Federal Reserve Bank of Minneapolis President Narayana Kocherlakota said the central bank’s low interest-rate policies, though necessary, will probably generate signs of financial instability.
“Unusually low real interest rates should be expected to be linked with inflated asset prices, high asset return volatility and heightened merger activity,” Kocherlakota said today in the prepared text of a speech in New York. “All of these financial market outcomes are often interpreted as signifying financial market instability.” He told reporters later he doesn’t see financial instability as imminent.
Fed Governor Jeremy Stein and Kansas City Fed President Esther George are among those who have voiced concerns that an extended period of low interest rates is heightening the risk of asset bubbles in markets such as junk bonds and farmland.
While George has dissented from this year’s Federal Open Market Committee decisions because of this risk, Kocherlakota is among the strongest supporters of additional monetary stimulus on the committee.
In speeches earlier this month, Kocherlakota said he sees an “ongoing modest recovery” with unemployment staying at 7 percent or more through late 2014. The slow recovery calls for “more accommodation,” he said in a speech, repeating his call to postpone consideration of any increase in interest rates. He doesn’t vote on policy this year.
“It is likely that, for a number of years to come, the FOMC will only achieve its dual mandate of maximum employment and price stability if it keeps real interest rates unusually low,” Kocherlakota said at the Levy Economics Institute’s 22nd Annual Hyman P. Minsky Conference.
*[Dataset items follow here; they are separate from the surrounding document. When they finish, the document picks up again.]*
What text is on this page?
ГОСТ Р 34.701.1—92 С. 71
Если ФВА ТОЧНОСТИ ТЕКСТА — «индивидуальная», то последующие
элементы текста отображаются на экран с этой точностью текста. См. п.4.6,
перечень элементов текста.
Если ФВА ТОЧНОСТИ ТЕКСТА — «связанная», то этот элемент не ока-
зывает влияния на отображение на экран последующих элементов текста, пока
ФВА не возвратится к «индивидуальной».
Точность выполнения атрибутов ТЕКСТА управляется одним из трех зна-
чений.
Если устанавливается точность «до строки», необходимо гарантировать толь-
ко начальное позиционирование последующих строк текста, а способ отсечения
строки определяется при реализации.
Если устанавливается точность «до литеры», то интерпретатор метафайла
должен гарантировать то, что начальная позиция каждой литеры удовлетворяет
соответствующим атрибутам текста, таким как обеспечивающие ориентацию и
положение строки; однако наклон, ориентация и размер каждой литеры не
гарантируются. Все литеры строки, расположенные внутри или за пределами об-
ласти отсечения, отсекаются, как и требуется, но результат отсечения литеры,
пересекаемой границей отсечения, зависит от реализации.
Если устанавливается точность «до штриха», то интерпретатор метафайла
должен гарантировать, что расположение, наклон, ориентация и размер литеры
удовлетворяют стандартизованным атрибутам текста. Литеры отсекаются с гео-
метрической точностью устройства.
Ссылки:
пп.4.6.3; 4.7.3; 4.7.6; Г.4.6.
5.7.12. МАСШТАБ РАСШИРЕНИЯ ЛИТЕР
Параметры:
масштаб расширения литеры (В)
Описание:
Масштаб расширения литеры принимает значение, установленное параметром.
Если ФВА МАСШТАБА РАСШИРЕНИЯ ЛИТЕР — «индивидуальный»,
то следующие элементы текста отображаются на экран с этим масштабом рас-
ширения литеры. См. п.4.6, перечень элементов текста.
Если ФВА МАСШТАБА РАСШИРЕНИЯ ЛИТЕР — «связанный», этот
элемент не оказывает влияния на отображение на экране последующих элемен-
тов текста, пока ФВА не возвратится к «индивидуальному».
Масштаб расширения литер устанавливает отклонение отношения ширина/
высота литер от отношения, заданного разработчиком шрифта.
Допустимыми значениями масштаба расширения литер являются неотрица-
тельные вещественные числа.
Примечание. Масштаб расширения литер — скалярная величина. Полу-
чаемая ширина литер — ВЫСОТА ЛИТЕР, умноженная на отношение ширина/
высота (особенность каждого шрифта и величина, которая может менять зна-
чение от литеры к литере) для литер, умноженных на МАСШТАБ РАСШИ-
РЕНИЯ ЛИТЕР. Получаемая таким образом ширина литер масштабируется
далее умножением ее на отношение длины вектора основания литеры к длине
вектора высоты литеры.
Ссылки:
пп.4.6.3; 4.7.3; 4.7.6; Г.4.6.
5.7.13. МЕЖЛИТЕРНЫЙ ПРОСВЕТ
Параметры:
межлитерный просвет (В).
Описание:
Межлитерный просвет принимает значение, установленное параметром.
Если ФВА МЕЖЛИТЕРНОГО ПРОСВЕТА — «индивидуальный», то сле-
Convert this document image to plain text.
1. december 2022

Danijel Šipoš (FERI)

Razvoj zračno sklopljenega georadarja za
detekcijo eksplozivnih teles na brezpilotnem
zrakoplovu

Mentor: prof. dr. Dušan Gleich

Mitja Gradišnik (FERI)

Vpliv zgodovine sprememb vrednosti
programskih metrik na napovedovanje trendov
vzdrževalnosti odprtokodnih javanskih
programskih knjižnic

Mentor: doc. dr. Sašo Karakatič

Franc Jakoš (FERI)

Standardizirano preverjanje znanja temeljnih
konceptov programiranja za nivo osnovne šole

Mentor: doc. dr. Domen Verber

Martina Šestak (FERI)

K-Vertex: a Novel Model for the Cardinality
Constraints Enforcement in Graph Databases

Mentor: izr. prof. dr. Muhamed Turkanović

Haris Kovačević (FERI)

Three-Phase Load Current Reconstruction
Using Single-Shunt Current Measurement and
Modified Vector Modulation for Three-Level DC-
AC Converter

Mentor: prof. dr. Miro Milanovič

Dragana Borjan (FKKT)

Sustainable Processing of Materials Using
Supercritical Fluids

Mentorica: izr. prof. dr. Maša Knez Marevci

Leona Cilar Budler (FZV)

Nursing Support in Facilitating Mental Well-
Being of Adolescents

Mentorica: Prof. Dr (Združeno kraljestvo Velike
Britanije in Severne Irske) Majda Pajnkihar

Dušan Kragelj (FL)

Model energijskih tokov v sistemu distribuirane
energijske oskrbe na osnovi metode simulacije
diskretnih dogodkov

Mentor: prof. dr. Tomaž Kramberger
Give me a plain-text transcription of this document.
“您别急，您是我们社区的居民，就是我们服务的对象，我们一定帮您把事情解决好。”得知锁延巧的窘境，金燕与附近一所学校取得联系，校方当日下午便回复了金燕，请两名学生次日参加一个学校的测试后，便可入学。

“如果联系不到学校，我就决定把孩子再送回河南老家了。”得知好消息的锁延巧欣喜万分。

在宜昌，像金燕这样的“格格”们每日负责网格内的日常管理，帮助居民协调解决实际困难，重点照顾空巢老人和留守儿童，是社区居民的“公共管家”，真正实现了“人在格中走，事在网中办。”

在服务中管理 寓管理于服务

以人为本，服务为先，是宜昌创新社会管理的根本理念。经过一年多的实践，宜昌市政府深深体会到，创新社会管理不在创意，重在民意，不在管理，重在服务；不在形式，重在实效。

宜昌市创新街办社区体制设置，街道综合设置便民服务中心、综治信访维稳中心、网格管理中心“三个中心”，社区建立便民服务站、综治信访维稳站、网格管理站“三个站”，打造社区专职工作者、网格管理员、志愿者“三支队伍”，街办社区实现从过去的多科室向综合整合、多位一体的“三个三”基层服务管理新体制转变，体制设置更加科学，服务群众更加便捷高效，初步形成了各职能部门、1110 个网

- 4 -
The Minneapolis Fed chief has said the central bank should hold its target interest rate near zero until unemployment falls to 5.5 percent. That’s a percentage point below the 6.5 percent threshold that has been adopted by the FOMC.
Answering audience questions, Kocherlakota said the recovery in the housing market is evidence that the Fed’s monthly purchases of $85 billion in Treasuries and mortgage securities are effective.
“They are having an impact on the economy,” he said. “Look at what’s going on in the mortgage market.”
“It would be nice if we did even more along those lines because I think our tools have been effective,” he said. “In the housing market, in particular, you’ve certainly seen direct effects of that kind of stimulus.”
Kocherlakota told reporters that the current growth outlook is sufficient to raise inflation, currently measured at 1.3 percent by the Fed’s preferred price gauge, closer to the Fed’s goal of 2 percent.
“It’s very important to protect the target both from above, which gets so much attention, but from below as well,” he said.
“Given the stimulus we’re providing, given the growth I see in the economy, 2.5 percent in 2013, 3 percent in 2014, that kind of growth I see as sufficient to put upward pressure on inflation,” Kocherlakota said.
He said he’s already “in favor of more accommodation” and further declines in the inflation rate would make him “even more” supportive of additional stimulus.
In his speech, Kocherlakota said that “for a considerable period of time,” the FOMC may only be able to “achieve its macroeconomic objectives in association with signs of instability in financial markets. These financial market phenomena could pose macroeconomic risks. In my view, these potentialities are best addressed using effective supervision and regulation of the financial sector.”
“The low interest-rate environment” in coming years “will put even more pressure on the regulatory framework,” Kocherlakota told reporters after his speech.